En 1978 se inició en la cerámica en l’Escola de Ceràmica de La Bisbal (Girona) y, dos años después, continuó su formación en la Escola Municipal de Ceràmica d’Esplugues de Llobregat, dirigida por la ceramista y escultora Montserrat Sastre. Durante este periodo, perfeccionó también sus habilidades en dibujo, pintura y grabado en el estudio del pintor Mario Bedini (1936-2011), y recibió el aliento de la pintora Concha Ibáñez para seguir desarrollando su lenguaje plástico.
En 1981 completó su formación cerámica trabajando en el taller del alfarero Ferran Segarra en Miravet (Tarragona). Al año siguiente, estableció su primer estudio-taller en Barcelona y asistió a clases de modelado con la escultora Montserrat Sastre y el escultor Francesc Carulla i Serra en L’Escola d’Arts Aplicades i Oficis Artístics (Llotja), donde recibió un premio de dibujo que le abrió la puerta a ingresar en el Reial Cercle Artístic de Barcelona (1984) y el Cercle Artístic de Sant Lluc, dos instituciones clave en la vida artística barcelonesa.

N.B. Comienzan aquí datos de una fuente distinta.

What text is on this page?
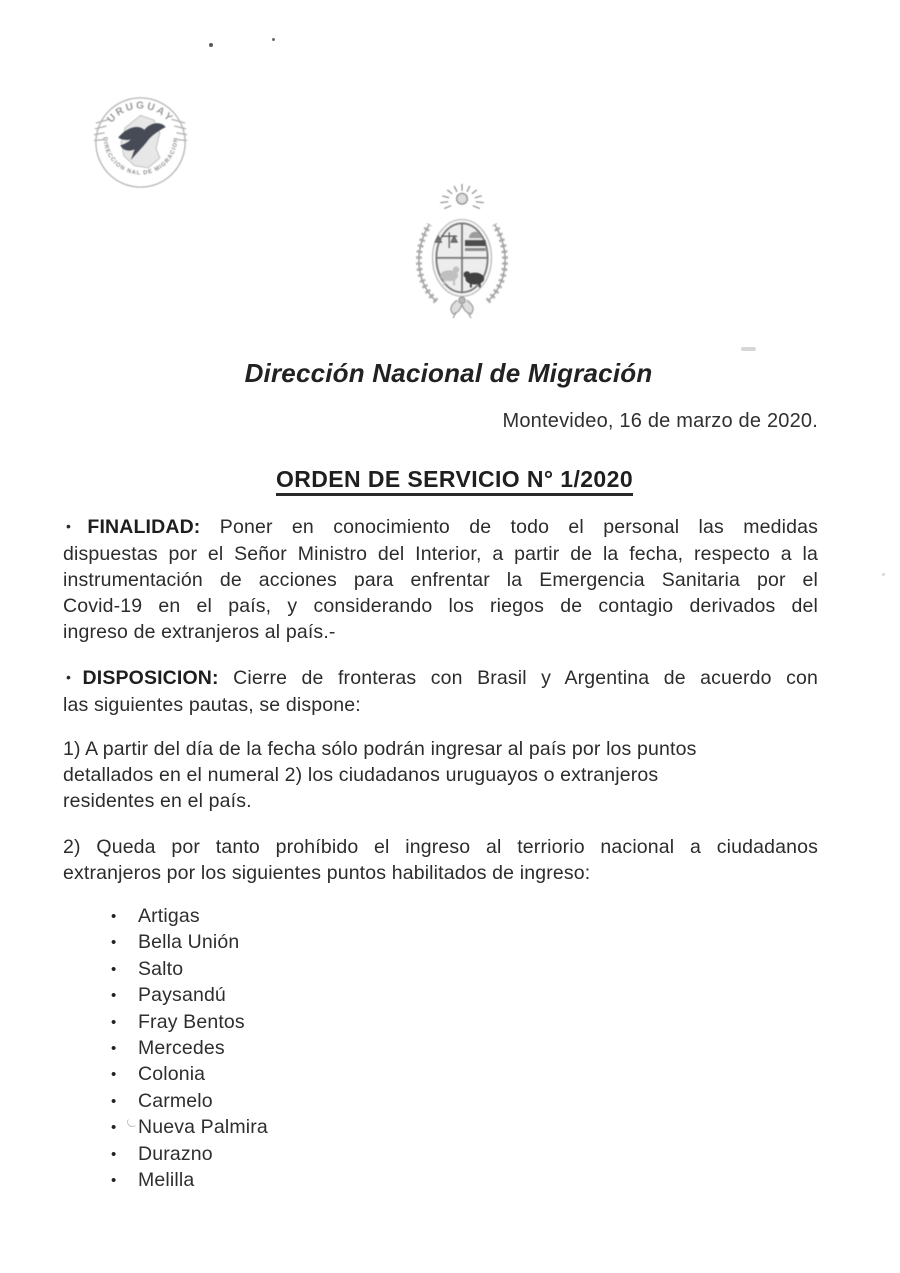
URUGUAY
DIRECCION NAL DE MIGRACION
Dirección Nacional de Migración
Montevideo, 16 de marzo de 2020.
ORDEN DE SERVICIO N° 1/2020
• FINALIDAD: Poner en conocimiento de todo el personal las medidas
dispuestas por el Señor Ministro del Interior, a partir de la fecha, respecto a la
instrumentación de acciones para enfrentar la Emergencia Sanitaria por el
Covid-19 en el país, y considerando los riegos de contagio derivados del
ingreso de extranjeros al país.-
• DISPOSICION: Cierre de fronteras con Brasil y Argentina de acuerdo con
las siguientes pautas, se dispone:
1) A partir del día de la fecha sólo podrán ingresar al país por los puntos
detallados en el numeral 2) los ciudadanos uruguayos o extranjeros
residentes en el país.
2) Queda por tanto prohíbido el ingreso al terriorio nacional a ciudadanos
extranjeros por los siguientes puntos habilitados de ingreso:
• Artigas
• Bella Unión
• Salto
• Paysandú
• Fray Bentos
• Mercedes
• Colonia
• Carmelo
• Nueva Palmira
• Durazno
• Melilla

Gracias a un segundo premio de dibujo en Llotja, pudo viajar por Europa, visitando museos y galerías para conocer las nuevas tendencias contemporáneas. Durante estos años también estudió pintura con los maestros Bosco Martí y Josep Serra Llimona, participando en sus primeras exposiciones colectivas. El estímulo de los pintores Vicens Caraltó (1936-1995) y Josep Roca-Sastre (1928-1997) lo motivó a perfeccionar su técnica en el dibujo, obteniendo en 1986 el título de Graduado en Escultura.
Decidido a profundizar en la escultura, trabajó como aprendiz en el taller del escultor y profesor Lluís Cera Davins en 1987, donde aprendió técnicas de talla de piedra y reproducción por puntos, colaborando en la creación de esculturas de gran formato. Entre 1988 y 1991, mantuvo una estrecha colaboración con el escultor Ferran Ventura en la ejecución de la obra monumental en mármol “El Quite”.
En 1989 se trasladó a Sant Cugat del Vallès, donde estableció un nuevo estudio-taller, dando inicio a una etapa profesional y artística consolidada. Desde entonces, ha trabajado en esculturas en piedra, bronce y resina, además de dibujos y grabados, realizando encargos tanto públicos como privados. Ha expuesto sus obras en galerías, instituciones y ferias internacionales en España, Andorra, Francia, Bélgica, Suiza y Singapur.